S'intéresser, en technicien et en praticien, au mouvement de contestation lancé voilà quatre mois par des étudiants québécois contre l'explosion des coûts d'inscription à l'université n'a longtemps été possible que grâce au travail minutieux et éreintant de notre homme à Montréal, secondé au bout de quelques semaines par des bulletins de moins en moins rares de l'AFP, lesquels semblent avoir fort peu et fort tardivement intéressé la clientèle de l'agence. Impossible, ainsi, de comprendre le sens de cette image d'une actualité autrement mieux couverte si l'on ignore que Xavier Dolan, metteur en scène du film présenté ici à Cannes, est québécois. Les conflits étudiants, aussi universels qu'interminables, ennuient, sans doute, et quand bien même celui-ci aurait-il trouvé à se dénommer d'une manière qui devrait ravir les media par son mélange de localisme si pittoresque et d'universalisme humaniste, Printemps Érable. Le vote d'une loi d'exception, un terme qui rappelle les heures les plus sombres de notre histoire, celles de la guerre d'Algérie, loi qui a comme principe de briser la contestation étudiante, et comme effet de restreindre drastiquement la liberté de manifestation de tous les citoyens, change la donne, et la manifestation du 22 mai augure d'une attention un peu plus soutenue de la presse locale même si l'article en ligne du Monde, simple réécriture du billet de l'AFP, indique une nette volonté de traiter la question à l'économie. Il faudra alors, comme de coutume, faire à sa place le travail de la presse, et s'interroger sur les particularités de ces manifestations à partir d'une pratique connue, et d'un point de vue ethnocentriste.

Dans les régimes démocratiques, le droit de manifester ne va pas de soi. Souvent considéré comme une menace directe à un pouvoir qui tire sa légitimité des urnes, son inclusion parmi les droits fondamentaux du citoyen doit beaucoup à la pacification des mœurs politiques. Aujourd'hui, en France, on connaît une situation simple, et stable : quelques jours avant la date prévue, le parcours d'une manifestation se dépose auprès de l'autorité compétente, la Préfecture de police à Paris, et se négocie si besoin est. L'accord une fois trouvé, le droit de manifester, considéré comme une composante de la liberté d'expression, est acquis, et protégé : ce qui devient alors un délit, c'est l'entrave à l'exercice de ce droit. Mais l'autorité se trouve prise entre deux exigences contradictoires, devant protéger et les libertés et la sécurité publiques. Comme le montre Olivier Fillieule dans Stratégies de la rue, l'autorisation de manifester sera d'autant plus volontiers accordée que le demandeur est bien connu de la police, et entretient des relations cordiales avec les agents des renseignements généraux : on entre alors, pour reprendre l'expression de Pierre Favre, dans le cadre d'une manifestation routinière, dont les forces de l'ordre surveilleront, jusqu'à sa dispersion, le bon déroulement. Que l'ordre règne avec le moins d'interventions possible reste l'objectif des autorités, et celui-ci ne sera pas seulement mis en danger par la présence de groupes partisans de l'action violente, mais aussi par des manifestants débutants, pacifiques mais inexpérimentés et incapables, par exemple, d'assurer leur propre service d'ordre.

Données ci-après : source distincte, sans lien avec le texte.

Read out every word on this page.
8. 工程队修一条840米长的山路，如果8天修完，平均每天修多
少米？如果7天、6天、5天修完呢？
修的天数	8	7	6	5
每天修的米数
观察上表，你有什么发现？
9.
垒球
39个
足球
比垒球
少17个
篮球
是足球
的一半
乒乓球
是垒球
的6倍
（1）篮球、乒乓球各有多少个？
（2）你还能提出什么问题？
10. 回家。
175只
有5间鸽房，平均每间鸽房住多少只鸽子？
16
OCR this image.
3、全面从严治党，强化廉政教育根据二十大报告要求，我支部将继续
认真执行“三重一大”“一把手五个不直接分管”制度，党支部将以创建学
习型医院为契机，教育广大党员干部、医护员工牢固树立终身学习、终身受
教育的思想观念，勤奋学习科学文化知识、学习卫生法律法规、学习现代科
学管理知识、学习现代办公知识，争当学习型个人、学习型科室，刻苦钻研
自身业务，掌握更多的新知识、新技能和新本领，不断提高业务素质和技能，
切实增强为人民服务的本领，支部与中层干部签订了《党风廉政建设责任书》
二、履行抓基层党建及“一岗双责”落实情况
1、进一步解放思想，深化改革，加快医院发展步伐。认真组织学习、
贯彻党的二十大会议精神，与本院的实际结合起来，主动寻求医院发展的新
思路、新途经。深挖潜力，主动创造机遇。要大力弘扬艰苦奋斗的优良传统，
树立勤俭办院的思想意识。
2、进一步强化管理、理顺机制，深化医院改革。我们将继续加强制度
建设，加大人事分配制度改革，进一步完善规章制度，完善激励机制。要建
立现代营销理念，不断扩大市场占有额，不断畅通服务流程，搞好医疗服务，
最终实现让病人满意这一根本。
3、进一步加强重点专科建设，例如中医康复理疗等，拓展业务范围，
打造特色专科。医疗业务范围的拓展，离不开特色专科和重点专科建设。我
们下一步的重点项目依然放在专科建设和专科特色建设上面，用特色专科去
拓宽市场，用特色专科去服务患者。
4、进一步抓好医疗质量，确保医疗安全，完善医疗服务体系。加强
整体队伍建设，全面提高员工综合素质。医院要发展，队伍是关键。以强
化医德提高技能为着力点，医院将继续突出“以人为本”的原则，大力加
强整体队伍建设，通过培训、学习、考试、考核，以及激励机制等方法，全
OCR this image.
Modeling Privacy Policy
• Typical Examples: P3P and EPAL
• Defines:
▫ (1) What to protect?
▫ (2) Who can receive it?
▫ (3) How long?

Au Québec, on avait déjà remarqué d'étranges modes de revendication, avec ces motards qui défilaient en prenant bien soin de ne gêner personne, ce qui n'est pas la meilleure façon d'imposer son point de vue. Et si les manifestations fréquentes, voire quotidiennes, sont d'usage lorsque la contestation vise un objet précis, abandon d'une mesure gouvernementale ou départ du dictateur, choisir de défiler la nuit, même si la pratique n'est pas inédite, surprend un peu. Agir ainsi, c'est chercher les ennuis et, avec ce que l'on voit du comportement des forces de l'ordre, on peut les trouver sans la moindre difficulté. D'un côté comme de l'autre, on a le sentiment d'un amateurisme qui s'explique peut-être par la rareté, sur le sol canadien, des conflits de ce type : et l'incapacité des autorités à agir autrement qu'à contretemps, incapacité bien résumée par ailleurs, renforce ce sentiment. Le défi maintenant posé par la loi d'exception concerne tous les citoyens ; d'eux dépend le fait que ce printemps cesse d'être seulement celui des universités.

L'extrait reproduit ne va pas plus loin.